Choppy said:
I think what the original poster has identified is essentially a competition problem. With a limited number of graduate positions available it's always the top candidates who get the spots, and having a publication or two as an undergrad certainly increases your competativeness.
What I *don't* want to see is physics turn into something like MBA's. The good news about physics is that if you have the basic preparation, there are enough spots so that you can get into physics grad school somewhere. The problem with MBA's is that there are very few spots in the top schools, so you end up with horrendous competition.
At some point internships, research and publications because just a means to get into graduate school and win a prize rather than something worth doing for its own sake. The problem is that if your main focus is to get the committee to like you, you may not end up doing that good research.
Personally, I think that a big problem is the "winner take all" ethos that society has gotten itself in to.
So what about a student who comes up with some great, publishable ideas during a senior thesis project, develops the tools for implementing them, but runs out of time to see them to fruition before graduating?
Or what about someone like me that didn't do undergraduate research in astrophysics but did a project designing education software. This really did hurt me getting into grad school, but it helped me a lot once I got out.
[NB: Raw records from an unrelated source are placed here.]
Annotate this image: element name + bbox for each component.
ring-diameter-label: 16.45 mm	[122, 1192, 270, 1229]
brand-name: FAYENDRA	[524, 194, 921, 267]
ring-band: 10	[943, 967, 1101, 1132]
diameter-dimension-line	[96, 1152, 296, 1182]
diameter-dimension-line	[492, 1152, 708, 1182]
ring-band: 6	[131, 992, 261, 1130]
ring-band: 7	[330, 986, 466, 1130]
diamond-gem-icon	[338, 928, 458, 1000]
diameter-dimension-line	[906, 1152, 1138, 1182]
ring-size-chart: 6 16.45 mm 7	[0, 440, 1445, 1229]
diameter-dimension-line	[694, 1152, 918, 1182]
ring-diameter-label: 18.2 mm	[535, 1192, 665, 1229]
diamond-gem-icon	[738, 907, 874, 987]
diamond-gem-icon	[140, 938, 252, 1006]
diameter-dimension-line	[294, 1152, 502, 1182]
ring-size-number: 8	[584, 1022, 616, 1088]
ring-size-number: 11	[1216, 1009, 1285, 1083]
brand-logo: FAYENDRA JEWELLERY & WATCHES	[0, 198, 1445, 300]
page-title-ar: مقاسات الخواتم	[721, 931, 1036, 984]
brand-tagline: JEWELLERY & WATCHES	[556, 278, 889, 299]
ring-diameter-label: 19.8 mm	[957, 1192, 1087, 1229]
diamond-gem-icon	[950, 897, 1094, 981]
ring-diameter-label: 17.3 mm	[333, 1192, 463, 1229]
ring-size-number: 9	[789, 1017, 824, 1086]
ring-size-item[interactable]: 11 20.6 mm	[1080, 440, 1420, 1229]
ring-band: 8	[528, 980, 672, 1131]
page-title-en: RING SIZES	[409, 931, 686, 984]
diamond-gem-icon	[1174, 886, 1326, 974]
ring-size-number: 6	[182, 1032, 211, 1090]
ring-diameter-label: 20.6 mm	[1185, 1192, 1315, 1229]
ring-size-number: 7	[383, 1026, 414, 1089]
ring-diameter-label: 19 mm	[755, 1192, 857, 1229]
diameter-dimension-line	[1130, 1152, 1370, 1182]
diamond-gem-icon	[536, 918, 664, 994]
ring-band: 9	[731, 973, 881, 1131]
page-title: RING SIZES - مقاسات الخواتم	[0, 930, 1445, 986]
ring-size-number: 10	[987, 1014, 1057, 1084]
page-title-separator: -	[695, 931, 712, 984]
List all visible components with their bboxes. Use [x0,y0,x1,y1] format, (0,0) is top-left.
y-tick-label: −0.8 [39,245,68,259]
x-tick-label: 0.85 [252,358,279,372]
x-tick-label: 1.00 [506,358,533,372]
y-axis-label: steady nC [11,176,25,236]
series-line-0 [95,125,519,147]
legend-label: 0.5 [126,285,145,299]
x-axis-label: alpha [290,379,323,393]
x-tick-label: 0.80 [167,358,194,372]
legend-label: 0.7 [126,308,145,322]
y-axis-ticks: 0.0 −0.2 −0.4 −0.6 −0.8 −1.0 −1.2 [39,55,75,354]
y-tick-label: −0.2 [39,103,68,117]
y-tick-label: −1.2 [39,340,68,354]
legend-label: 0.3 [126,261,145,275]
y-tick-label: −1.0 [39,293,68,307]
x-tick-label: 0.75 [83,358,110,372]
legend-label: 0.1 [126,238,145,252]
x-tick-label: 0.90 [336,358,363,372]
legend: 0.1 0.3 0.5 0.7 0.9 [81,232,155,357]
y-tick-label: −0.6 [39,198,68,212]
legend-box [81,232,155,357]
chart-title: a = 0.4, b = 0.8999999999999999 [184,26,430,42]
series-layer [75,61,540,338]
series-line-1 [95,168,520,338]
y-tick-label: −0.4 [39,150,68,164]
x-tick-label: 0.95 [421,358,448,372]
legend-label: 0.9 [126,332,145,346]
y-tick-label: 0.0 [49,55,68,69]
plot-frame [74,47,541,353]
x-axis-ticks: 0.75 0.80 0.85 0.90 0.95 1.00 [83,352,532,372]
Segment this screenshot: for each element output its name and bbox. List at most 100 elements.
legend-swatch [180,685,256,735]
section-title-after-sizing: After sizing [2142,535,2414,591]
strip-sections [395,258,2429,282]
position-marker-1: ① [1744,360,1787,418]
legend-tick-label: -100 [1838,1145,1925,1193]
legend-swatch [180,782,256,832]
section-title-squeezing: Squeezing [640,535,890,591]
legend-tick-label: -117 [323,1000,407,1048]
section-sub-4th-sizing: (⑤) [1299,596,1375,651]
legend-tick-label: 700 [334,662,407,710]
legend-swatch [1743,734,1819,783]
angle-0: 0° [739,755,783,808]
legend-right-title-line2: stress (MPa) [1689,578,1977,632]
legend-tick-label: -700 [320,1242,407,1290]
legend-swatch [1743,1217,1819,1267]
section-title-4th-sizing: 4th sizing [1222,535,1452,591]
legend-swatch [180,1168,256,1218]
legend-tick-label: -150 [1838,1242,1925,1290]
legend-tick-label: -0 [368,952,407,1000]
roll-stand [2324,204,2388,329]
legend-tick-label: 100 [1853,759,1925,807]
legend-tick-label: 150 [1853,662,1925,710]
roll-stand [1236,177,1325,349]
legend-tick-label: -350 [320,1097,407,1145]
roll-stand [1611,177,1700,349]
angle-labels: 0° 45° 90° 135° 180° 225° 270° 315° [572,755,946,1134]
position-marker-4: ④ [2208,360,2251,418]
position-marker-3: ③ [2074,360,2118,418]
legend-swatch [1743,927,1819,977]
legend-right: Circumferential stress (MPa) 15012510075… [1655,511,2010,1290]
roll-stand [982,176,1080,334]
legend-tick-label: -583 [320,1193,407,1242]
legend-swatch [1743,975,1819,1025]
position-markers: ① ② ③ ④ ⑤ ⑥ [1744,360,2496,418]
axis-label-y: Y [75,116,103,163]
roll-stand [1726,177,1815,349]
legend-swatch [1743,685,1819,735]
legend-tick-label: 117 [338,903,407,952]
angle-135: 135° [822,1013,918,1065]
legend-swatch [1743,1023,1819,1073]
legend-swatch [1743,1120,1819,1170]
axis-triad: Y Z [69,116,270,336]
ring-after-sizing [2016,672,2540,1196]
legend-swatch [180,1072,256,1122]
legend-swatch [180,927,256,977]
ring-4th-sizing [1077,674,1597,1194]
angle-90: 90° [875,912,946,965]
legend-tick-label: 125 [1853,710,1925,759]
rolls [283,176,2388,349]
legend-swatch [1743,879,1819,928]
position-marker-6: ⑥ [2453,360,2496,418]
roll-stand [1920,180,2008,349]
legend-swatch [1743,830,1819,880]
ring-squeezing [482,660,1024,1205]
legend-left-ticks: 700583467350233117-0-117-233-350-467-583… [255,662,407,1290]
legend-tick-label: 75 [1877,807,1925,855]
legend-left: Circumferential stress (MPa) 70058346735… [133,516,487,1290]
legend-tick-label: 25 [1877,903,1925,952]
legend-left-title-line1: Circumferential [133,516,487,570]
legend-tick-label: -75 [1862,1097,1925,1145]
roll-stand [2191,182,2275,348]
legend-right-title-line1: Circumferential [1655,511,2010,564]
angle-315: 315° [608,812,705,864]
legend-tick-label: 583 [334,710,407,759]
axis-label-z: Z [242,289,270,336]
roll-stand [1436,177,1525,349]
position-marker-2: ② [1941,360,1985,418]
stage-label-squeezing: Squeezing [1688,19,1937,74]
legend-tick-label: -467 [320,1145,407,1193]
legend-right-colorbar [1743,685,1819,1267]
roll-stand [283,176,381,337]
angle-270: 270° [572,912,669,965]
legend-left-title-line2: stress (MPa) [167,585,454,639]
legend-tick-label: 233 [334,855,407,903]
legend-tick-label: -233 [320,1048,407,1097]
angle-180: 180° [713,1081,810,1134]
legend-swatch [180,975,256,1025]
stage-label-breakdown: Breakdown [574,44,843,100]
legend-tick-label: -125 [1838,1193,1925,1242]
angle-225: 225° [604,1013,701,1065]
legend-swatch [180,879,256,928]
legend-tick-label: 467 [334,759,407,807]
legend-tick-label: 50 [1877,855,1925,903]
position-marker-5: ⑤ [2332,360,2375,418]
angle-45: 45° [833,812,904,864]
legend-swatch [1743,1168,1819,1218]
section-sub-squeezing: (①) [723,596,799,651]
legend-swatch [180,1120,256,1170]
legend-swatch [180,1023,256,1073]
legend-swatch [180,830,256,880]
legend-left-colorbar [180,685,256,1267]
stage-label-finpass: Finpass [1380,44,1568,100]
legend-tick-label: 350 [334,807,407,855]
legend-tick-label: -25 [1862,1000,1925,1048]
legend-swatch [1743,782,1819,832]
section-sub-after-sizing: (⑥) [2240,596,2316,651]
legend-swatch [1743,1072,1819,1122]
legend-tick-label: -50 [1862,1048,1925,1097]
This is also a problem not just with undergraduate research, but with tenure track faculty. The problem is that if you are on a deadline, then you aren't going to do any "high risk, high reward" research. You are going to focus on safe, stable things that give you predictable results, and not work on really crazy stuff that probably won't work, but can change the world if it does.
And then you pull in the "research bias" that graduate schools have. If people get into grad school for undergraduate research, but not for tutoring, then guess what people are going to do.
This is why weight is still placed on reference letters and personal statements.
And this is why the statement of purpose is so crucial. A committee simply cannot see from the rest of an application what a student did. You got a publication, so what did you do? Or maybe you didn't get a publication but you still did good work. You can use your statement of purpose to explain what you did.